A study presented at the Ninth Annual Canadian Neuroscience Meeting suggests that a biological basis for the link between anxiety and chronic pain may have been found.

Min Zhuo, PhD, the study’s presenter, and his team note also that a molecule that may help reduce chronic pain-related anxiety may have been identified.

Chronic pain can be viewed as a learned memory, and persistent pain can become chronic because neurons can become more efficient at transmitting pain signals. This is defined as Long Term Potentiation, or LTP, explains a news release from the Canadian Association for Neuroscience.

Previous studies on animal models in Zhuo’s lab at the University of Toronto suggest, per the release, that LTP occurs in the anterior cingulate cortex (ACC), and that inhibiting LTP reduces chronic pain.

Per the release, increased activity has been seen in the ACC in humans suffering from anxiety disorders and in animal models of anxiety. However, how LTP in the ACC differs in chronic pain, or why the two would interact to result in more pain in anxiety sufferers and more anxiety in pain sufferers, was not known.

The most common form of LTP, according to the release, is post-LTP. Another form of LTP is called pre-LTP, and it occurs before the synapse and involves the release of a larger amount of the signal from the neuron upstream, the release explains.

By using molecules that specifically block pre-LTP or post-LTP, Zhuo and his team suggest that they found a new form of pre-LTP that occurs in the ACC. Pre-LTP had previously only been seen in other brain regions.

They also suggest that pre-LTP and post-LTP were present in conditions of chronic pain, but that pre-LTP was only present when the pain became chronic, and not in cases of acute pain, according to the release.

Additionally, the researchers indicate that blocking pre-LTP reduced anxiety, and also that conditions that produced anxiety in animals (without pain) resulted in pre-LTP. Per the release, these findings led the researchers to the suggested conclusion that pre-LTP in neurons of the ACC mediates anxiety.
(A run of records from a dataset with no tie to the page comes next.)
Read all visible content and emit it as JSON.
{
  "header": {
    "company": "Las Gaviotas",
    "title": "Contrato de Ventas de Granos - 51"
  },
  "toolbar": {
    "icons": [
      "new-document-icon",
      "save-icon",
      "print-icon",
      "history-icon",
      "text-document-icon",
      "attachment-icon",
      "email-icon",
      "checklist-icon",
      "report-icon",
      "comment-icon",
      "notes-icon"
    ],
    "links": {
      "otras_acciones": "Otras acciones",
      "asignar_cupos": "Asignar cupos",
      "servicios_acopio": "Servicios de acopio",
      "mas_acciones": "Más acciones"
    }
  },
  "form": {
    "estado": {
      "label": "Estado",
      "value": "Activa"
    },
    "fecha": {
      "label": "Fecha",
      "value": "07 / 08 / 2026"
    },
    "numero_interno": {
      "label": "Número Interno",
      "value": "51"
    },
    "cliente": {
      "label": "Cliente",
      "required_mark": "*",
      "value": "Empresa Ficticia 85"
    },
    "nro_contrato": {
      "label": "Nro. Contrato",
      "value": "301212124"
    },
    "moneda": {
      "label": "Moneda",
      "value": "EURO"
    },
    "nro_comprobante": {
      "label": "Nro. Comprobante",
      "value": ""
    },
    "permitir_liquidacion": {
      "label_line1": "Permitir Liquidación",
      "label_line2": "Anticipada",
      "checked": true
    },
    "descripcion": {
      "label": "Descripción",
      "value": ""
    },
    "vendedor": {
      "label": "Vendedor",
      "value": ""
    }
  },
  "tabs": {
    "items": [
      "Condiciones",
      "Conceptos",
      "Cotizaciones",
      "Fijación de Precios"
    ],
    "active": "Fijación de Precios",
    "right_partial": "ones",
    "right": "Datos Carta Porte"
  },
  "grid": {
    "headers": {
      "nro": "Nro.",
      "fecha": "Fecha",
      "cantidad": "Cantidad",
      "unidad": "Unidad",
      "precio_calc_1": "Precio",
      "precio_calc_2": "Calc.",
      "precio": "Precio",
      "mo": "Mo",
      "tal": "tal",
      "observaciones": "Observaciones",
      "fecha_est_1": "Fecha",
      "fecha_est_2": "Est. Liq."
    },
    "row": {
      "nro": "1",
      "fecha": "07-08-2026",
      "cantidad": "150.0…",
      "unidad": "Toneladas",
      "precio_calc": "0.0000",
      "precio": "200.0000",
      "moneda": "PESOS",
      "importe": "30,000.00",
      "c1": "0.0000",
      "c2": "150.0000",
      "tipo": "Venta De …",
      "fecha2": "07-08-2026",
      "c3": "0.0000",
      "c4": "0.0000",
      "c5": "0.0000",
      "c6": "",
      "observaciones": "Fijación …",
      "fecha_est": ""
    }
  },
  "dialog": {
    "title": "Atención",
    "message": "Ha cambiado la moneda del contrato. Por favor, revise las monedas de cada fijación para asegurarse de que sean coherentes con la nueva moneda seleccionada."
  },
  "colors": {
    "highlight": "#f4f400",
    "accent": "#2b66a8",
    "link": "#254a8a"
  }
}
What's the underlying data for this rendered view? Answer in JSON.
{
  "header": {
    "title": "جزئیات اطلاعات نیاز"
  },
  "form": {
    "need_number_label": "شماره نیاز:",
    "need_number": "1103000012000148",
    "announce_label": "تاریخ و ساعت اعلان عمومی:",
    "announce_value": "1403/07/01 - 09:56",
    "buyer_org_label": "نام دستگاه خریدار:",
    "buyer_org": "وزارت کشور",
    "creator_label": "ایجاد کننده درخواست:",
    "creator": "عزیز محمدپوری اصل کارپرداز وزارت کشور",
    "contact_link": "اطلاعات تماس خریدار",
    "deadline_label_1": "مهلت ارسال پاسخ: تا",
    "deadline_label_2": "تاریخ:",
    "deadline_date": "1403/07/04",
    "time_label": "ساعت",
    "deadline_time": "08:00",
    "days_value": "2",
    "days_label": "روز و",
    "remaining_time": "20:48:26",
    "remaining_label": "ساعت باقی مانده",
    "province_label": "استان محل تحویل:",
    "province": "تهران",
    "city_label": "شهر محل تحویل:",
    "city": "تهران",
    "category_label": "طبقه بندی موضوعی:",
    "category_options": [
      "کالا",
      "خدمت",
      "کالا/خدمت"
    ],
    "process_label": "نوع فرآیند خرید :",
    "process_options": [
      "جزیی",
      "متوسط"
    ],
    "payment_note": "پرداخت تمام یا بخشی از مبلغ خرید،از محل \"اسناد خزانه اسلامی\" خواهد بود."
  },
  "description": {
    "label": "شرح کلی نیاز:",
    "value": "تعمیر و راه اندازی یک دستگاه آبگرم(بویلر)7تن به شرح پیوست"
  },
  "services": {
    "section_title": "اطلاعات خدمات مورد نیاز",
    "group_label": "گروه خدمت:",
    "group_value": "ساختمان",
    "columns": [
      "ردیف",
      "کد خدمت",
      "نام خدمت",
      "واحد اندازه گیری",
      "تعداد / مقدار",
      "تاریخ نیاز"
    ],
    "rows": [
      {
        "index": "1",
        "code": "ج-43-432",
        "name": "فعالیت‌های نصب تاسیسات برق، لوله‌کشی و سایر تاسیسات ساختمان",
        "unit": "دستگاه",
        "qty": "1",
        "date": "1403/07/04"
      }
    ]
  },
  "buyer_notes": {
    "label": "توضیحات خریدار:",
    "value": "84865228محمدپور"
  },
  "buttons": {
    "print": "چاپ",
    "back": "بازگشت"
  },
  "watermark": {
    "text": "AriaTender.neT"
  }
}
The release notes that Zhuo and his team also found a novel molecule, called NB001, which can specifically block neuronal pre-LTP and has powerful pain-reducing effects in animal models of chronic pain.

“As compared with post-LTP, pre-LTP employs a different set of molecules to induce and express the injury-related potentiation,” Zhuo says.

It also paves the way for new opportunities to discover treatments that may selectively control anxiety vests pain in the future, Zhu adds.